© Giovanni Cittadini Cesi
ƒƒ Article de Corinne François-Denève
Le 13 novembre 2015, Antoine Leiris n’accompagne pas sa femme Hélène au concert des Eagles of Death Metal. Il reste à la maison à garder leur fils Melvil. Le dimanche, la nouvelle est confirmée : Hélène figure au nombre des victimes de l’attentat du Bataclan. Le 16 novembre, son mari publie sur Facebook un long message qui commence par « Vous n’aurez pas ma haine ». Le 30 mars de l’année suivante, il publie chez Fayard un livre, également intitulé Vous n’aurez pas ma haine. La phrase sert aussi de titre à un documentaire réalisé par Antoine Leiris sur les victimes d’attentats. Au Rond-Point enfin Vous n’aurez pas ma haine est un seul en scène basé sur le livre initial – Leiris n’a pas contribué à l’adaptation.
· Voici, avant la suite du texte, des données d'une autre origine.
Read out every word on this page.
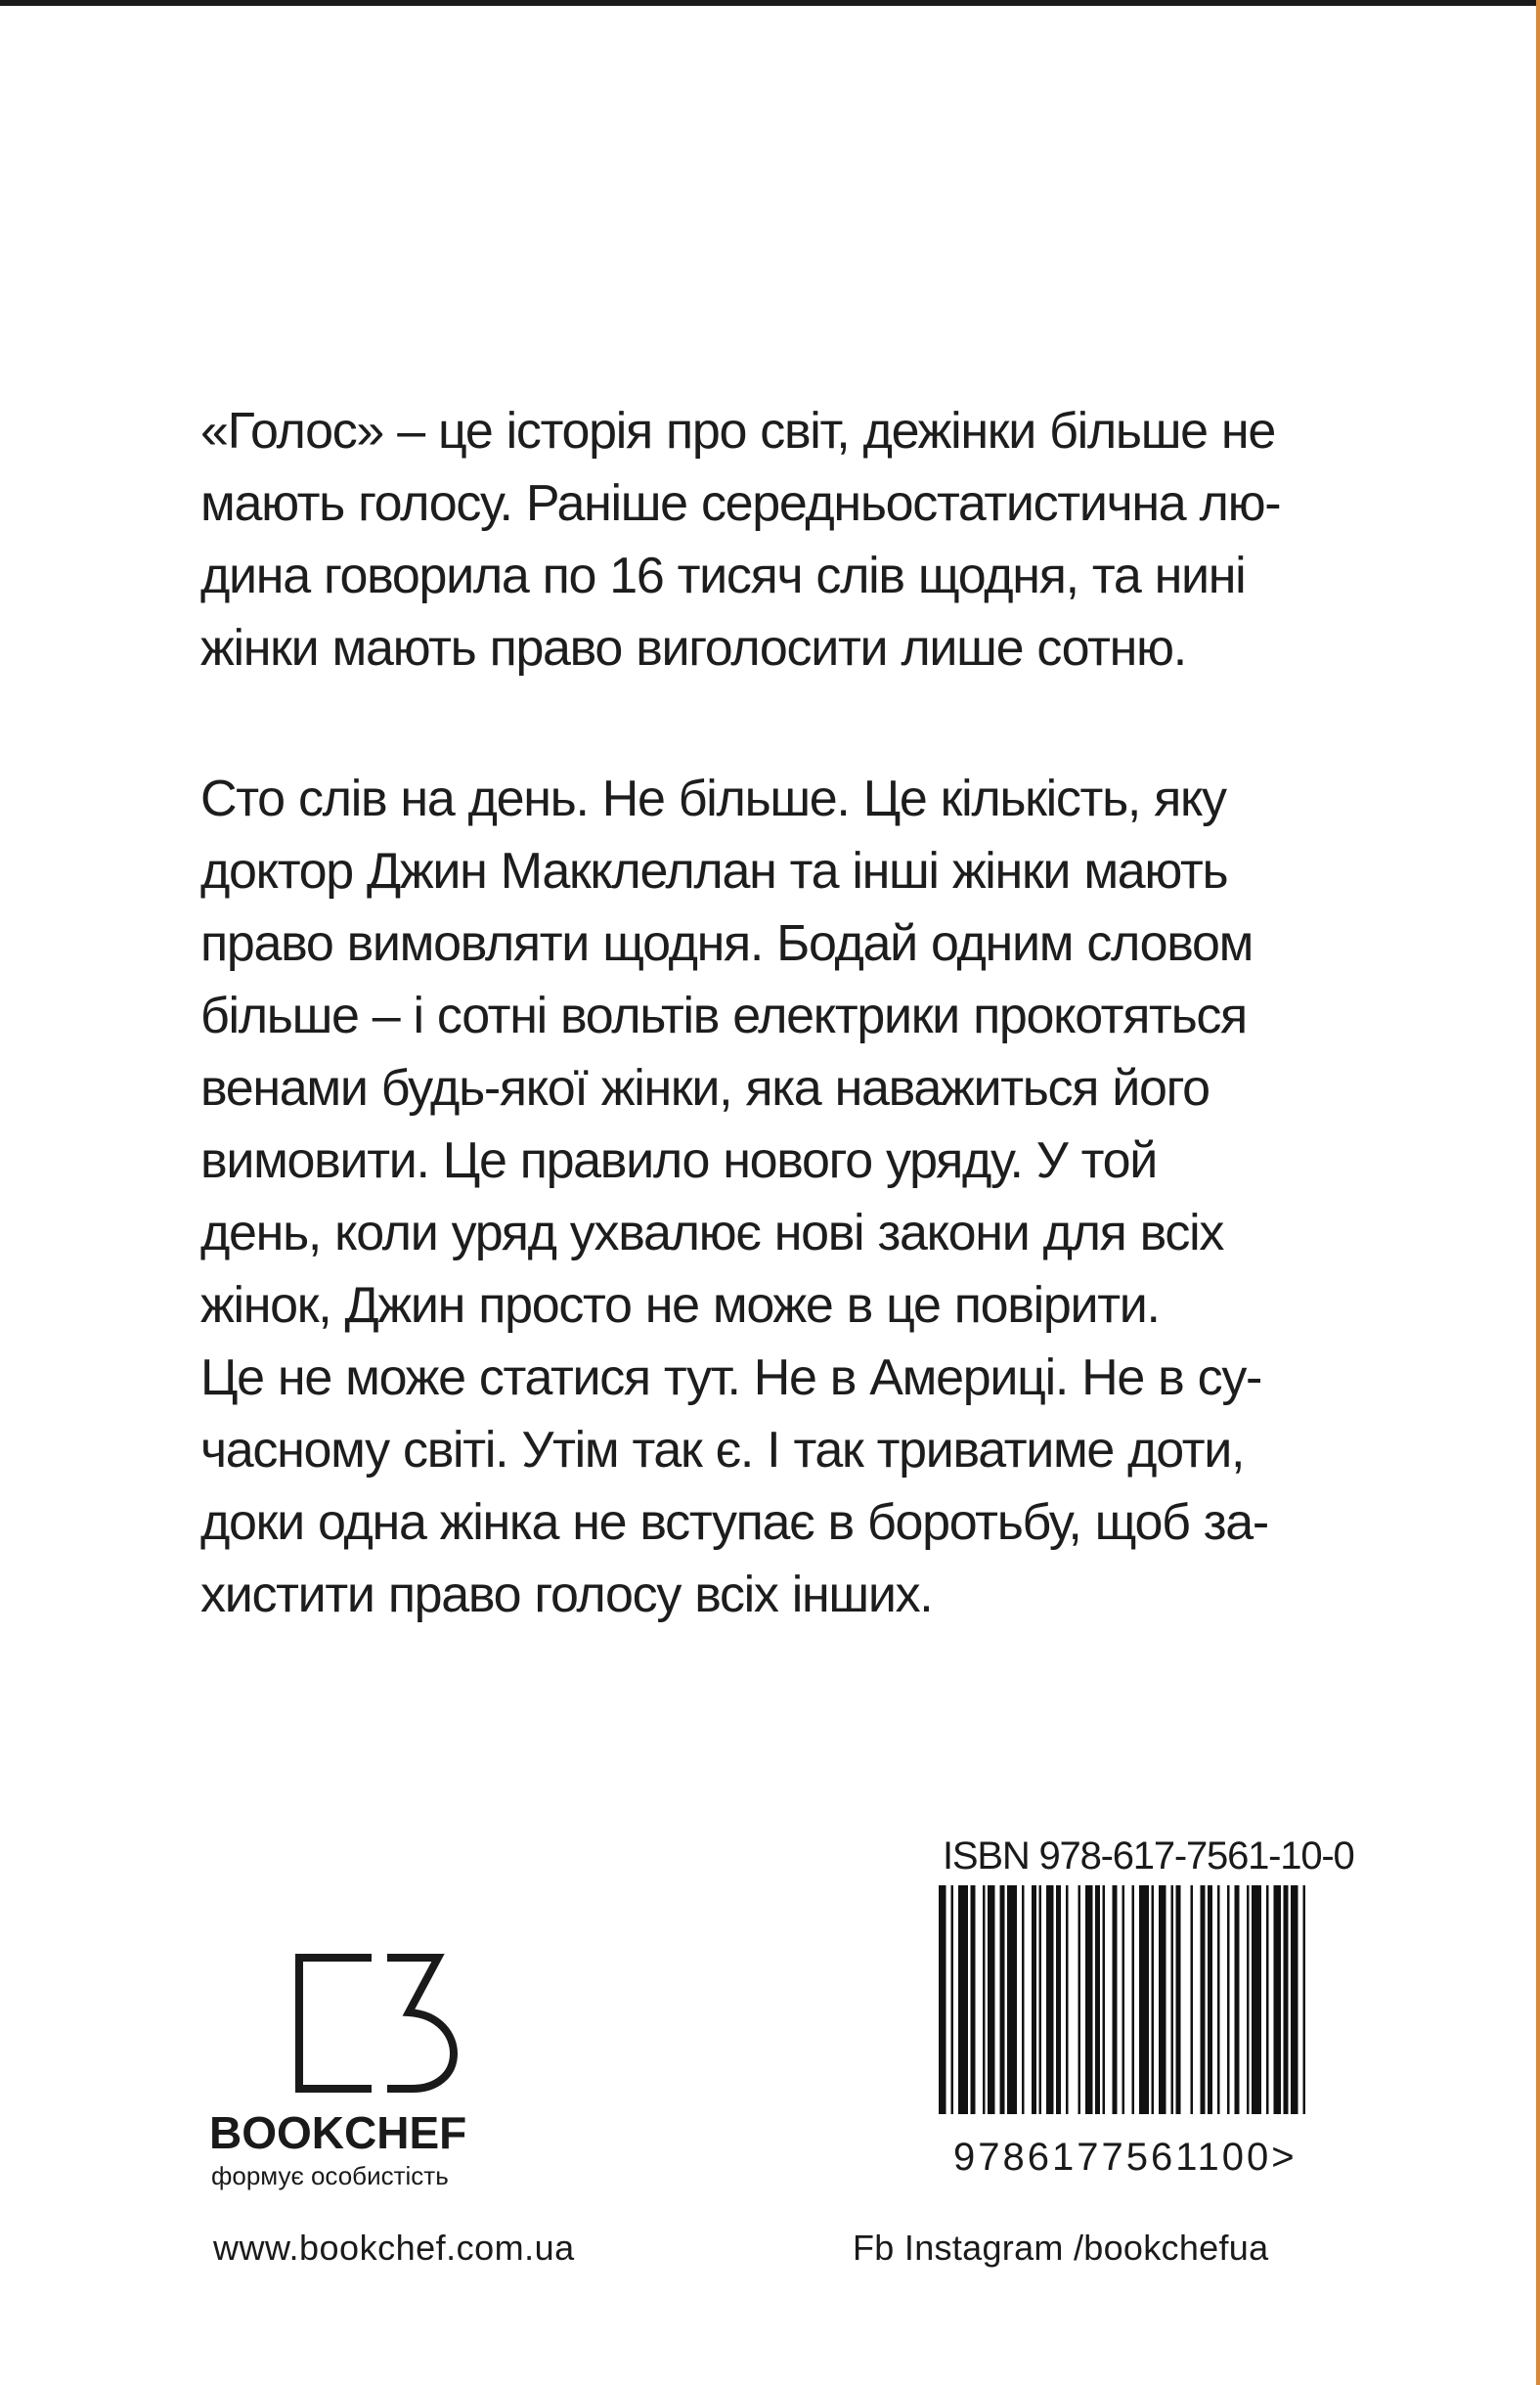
«Голос» – це історія про світ, дежінки більше не
мають голосу. Раніше середньостатистична лю-
дина говорила по 16 тисяч слів щодня, та нині
жінки мають право виголосити лише сотню.
Сто слів на день. Не більше. Це кількість, яку
доктор Джин Макклеллан та інші жінки мають
право вимовляти щодня. Бодай одним словом
більше – і сотні вольтів електрики прокотяться
венами будь-якої жінки, яка наважиться його
вимовити. Це правило нового уряду. У той
день, коли уряд ухвалює нові закони для всіх
жінок, Джин просто не може в це повірити.
Це не може статися тут. Не в Америці. Не в су-
часному світі. Утім так є. І так триватиме доти,
доки одна жінка не вступає в боротьбу, щоб за-
хистити право голосу всіх інших.
ISBN 978-617-7561-10-0
9786177561100>
BOOKCHEF
формує особистість
www.bookchef.com.ua	Fb Instagram /bookchefua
Difficile de parler de « spectacle » ici, évidemment, et donc de se livrer à un exercice critique. Vous n’aurez pas ma haine raconte les premiers jours de la vie sans Hélène, pour un père et son fils de 17 mois, du soir du 13 novembre au lendemain de l’enterrement, quand Leiris emmène son fils sur la tombe de sa mère. Au début du spectacle, les mots liminaires de Leiris défilent sur le mur du fond. Ils sont redits plus tard par l’acteur. La parole est ici absolument restituée à l’auteur-victime. Le corps en scène n’est jamais que le porte-parole d’un autre, absent, unique et universel, qui s’adresse à son fils. Sur le plateau, donc, des symboles d’enfance, cocottes en papier, chaises de parc. Le père se défend de tout sentiment négatif, et ne veut retenir de l’évènement que le bonheur qu’il s’imposera comme devoir, pour son fils survivant et sa femme disparue. En effet, il n’est pas ici tant question de la mort d’Hélène que de la survie d’un amour, et de la vie d’un fils, Melvil. Du Bataclan, de l’attentat, des terroristes, il ne sera finalement que peu fait mention. De la vie des autres, en revanche, oui. Les détails font rire et pleurer : la balle dans la fesse, ridicule et salvatrice, de l’ami d’Hélène, les petits pots bio, que Melvil déteste, des mamans de la crèche.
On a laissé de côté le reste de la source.